9) Macrobe prétend que ces jours additionnels furent ajoutés immédiatement après le dernier de chacun de ces mois pour éviter de déplacer des fêtes établies. Ces jours supplémentaires eurent pour effet d’augmenter le compte initial du jour situé juste après les ides, ce qui ne fut pas sans conséquence sur les dates d’anniversaire des Romains nés après les ides. Ainsi, Marc Antoine, né le 14ème jour de ianuarius, décida de le conserver ainsi, ce qui fit passer sa date d’anniversaire de a.d. XVII Kal. Feb. à a.d. XIX Kal. Feb., une date qui n’existait pas auparavant. Livie la conserva à a.d. III Kal. Feb., ce qui la décala du 28ème au 30ème jour de ianuarius. Auguste conserva la sienne au 23ème jour de septembre, mais les deux dates, l’ancienne a.d. VIII Kal. Oct. et la nouvelle a.d. IX Kal. Oct., étaient célébrées à certains endroits.

9bis) Jérusalem. Les Eglises orthodoxes refusèrent toute la partie lunaire.
Presque toutes les Eglises orthodoxes continuent de célébrer les Pâques selon le calendrier julien le calendrier julien, à l’exception de l’Eglise orthodoxe de Finlande qui utilise le calendrier grégorien.
Dans un espoir d’un meilleur dialogue avec l’Eglise d’Occident, certaines Eglises orthodoxes ont accepté la partie solaire du calendrier julien révisé : le patriarcat œcuménique de Constantinople, les patriarcats d’Alexandrie et d’Antioche, les Eglises de Grèce, Chypre, Roumanie, Pologne et Bulgarie. Les fêtes fixes sont déterminées selon le calendrier grégorien, et les fêtes mobiles selon le calendrier julien.
Les Eglises orthodoxes de Jérusalem, Russie, Macédoine, Serbie Géorgie et Ukraine continuent de fêter toutes les fêtes selon l’ancien calendrier julien (fêtes fixes – par exemple Noël le 25 décembre julien soit le 7 janvier grégorien – et fêtes mobiles).
Outre les églises déjà citées, le calendrier julien demeure utilisé en Afrique du Nord, chez les Berbères. Le premier jour de l’année correspond actuellement au 14 janvier grégorien.

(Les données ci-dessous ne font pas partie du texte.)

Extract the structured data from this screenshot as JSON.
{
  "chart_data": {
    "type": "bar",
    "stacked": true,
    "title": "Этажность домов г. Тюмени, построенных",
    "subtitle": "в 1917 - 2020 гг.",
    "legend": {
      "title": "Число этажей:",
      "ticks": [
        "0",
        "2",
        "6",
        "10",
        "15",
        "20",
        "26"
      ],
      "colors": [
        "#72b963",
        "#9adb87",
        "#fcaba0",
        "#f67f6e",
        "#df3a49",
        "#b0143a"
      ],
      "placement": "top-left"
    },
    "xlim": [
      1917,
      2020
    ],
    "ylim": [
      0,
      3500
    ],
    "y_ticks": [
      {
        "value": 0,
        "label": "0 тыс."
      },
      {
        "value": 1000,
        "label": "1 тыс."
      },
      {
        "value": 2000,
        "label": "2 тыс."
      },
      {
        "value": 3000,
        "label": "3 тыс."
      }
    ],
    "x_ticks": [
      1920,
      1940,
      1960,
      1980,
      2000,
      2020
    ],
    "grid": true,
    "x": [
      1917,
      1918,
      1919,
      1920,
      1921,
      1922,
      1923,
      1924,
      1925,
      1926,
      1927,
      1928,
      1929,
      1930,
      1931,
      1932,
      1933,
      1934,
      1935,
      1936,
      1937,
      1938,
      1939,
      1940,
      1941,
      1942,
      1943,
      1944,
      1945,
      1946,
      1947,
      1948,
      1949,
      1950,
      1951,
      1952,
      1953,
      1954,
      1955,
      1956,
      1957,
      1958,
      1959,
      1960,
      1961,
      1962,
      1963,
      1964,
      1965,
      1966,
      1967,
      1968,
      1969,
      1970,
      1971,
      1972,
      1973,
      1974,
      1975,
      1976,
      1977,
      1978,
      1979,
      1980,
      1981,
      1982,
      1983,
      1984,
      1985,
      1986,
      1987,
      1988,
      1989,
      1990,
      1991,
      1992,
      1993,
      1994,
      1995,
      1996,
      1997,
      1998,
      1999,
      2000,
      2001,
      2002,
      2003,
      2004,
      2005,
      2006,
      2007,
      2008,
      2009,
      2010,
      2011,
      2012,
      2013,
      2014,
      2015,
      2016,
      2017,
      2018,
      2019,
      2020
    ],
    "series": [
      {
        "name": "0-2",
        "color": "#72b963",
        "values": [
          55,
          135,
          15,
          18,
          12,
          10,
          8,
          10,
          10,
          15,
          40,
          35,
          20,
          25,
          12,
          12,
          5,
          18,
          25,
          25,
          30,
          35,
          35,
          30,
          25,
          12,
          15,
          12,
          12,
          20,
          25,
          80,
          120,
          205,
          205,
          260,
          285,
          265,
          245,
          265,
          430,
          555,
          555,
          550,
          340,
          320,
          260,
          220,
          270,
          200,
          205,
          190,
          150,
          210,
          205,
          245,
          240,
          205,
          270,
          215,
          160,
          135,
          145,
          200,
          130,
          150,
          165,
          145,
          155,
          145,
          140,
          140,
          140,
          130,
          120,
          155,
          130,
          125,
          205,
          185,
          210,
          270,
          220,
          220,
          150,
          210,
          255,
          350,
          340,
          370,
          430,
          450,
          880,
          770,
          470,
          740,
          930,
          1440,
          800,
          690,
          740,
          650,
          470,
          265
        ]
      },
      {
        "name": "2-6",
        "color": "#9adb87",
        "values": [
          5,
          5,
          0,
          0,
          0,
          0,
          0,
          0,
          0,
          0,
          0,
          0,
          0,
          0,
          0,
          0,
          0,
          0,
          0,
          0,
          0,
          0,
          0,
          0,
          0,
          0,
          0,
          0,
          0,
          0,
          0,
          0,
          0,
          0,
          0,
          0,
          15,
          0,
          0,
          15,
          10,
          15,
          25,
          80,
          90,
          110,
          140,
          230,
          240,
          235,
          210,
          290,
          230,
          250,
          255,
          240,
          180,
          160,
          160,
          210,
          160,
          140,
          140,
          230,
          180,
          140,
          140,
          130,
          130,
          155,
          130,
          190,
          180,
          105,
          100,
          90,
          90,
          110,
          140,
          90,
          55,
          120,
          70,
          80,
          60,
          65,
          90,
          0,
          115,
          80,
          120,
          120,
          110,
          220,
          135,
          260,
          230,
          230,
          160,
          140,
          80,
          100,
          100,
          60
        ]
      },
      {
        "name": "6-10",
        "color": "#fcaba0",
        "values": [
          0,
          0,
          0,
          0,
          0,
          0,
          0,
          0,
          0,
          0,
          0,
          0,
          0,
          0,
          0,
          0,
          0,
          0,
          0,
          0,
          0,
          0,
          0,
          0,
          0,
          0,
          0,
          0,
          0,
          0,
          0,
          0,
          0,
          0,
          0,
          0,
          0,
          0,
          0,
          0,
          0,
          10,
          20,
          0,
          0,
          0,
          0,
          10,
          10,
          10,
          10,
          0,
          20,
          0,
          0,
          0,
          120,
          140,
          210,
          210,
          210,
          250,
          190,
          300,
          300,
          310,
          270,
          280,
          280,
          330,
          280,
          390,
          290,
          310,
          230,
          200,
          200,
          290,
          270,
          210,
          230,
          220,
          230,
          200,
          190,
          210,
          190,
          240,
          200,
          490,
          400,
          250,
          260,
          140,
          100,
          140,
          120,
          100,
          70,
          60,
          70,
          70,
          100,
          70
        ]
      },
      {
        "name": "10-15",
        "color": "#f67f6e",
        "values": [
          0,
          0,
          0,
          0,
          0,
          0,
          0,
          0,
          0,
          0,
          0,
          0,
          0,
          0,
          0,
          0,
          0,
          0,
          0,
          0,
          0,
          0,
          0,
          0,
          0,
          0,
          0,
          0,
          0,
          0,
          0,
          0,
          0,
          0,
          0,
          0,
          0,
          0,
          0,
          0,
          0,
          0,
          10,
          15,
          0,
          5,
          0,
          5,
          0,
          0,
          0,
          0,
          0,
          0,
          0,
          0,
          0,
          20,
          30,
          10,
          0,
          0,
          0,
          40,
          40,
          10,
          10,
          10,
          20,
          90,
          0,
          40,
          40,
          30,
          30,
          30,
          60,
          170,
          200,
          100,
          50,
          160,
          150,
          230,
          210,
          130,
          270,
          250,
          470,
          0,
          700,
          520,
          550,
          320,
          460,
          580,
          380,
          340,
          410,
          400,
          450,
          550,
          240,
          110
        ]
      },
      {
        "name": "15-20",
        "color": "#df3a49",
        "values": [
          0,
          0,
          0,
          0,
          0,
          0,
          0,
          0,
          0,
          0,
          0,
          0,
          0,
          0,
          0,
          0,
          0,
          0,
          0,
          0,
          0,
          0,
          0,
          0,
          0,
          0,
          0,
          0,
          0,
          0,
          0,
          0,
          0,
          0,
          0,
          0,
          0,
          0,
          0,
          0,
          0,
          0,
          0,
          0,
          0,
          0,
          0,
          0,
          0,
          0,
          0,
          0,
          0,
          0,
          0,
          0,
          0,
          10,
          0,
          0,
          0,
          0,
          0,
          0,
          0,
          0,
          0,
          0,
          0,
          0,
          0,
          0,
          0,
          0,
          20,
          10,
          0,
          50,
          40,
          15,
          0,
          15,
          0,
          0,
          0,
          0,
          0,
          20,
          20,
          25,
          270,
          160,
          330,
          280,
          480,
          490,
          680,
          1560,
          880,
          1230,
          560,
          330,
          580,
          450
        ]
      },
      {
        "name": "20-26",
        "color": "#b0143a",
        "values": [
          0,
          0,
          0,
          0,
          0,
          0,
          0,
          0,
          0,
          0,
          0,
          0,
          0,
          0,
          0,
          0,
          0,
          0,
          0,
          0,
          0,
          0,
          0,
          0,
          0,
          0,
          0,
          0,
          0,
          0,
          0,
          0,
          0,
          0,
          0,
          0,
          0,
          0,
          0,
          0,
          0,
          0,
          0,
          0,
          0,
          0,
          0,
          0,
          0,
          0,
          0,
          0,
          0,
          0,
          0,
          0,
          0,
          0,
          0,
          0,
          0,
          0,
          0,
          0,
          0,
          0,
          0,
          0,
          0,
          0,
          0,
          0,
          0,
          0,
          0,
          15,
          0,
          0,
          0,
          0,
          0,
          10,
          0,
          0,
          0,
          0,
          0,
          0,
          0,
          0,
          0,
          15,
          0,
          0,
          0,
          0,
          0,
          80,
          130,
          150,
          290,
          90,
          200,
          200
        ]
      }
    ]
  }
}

10) L’astronome JOHN HERSCHEL a proposé d’amender la règle pour considérer les multiples de 4000 comme des années normales (bien que s’agissant d’années séculaires divisibles par 400). Mais du fait du raccourcissement de l’année tropique (évalué à 0,5 seconde par siècle) et de l’allongement du jour (de 1,64 milliseconde par siècle), il est illusoire d’arriver à ce niveau de précision, les incertitudes sur la durée de l’année sur 10000 ans étant du même ordre de grandeur.

11) Cette adoption du nouveau calendrier fut prétexte à émeutes, car certains prétendaient qu’on devrait payer un loyer mensuel complet avec seulement 21 jours ouvrés.

12) La Suède, qui utilisait le calendrier julien, tenta d’utiliser un calendrier julien modifié pour passer graduellement au calendrier grégorien sans appliquer le décalage de dix jours. Le processus devait réduire graduellement le décalage d’un jour par an pendant onze ans. Seule l’année 1700 fut ainsi modifiée et considérée comme année normale (selon le calendrier grégorien) et non bissextile (selon le calendrier julien). Revenant au calendrier traditionnel en 1712, il fallut ajouter deux jours intercalaires en février (année doublement bissextile et « créant » pour l’occasion un 30 février !) pour rattraper le retard pris en 1700 par rapport au calendrier julien en vigueur chez ses voisins protestants ou orthodoxes.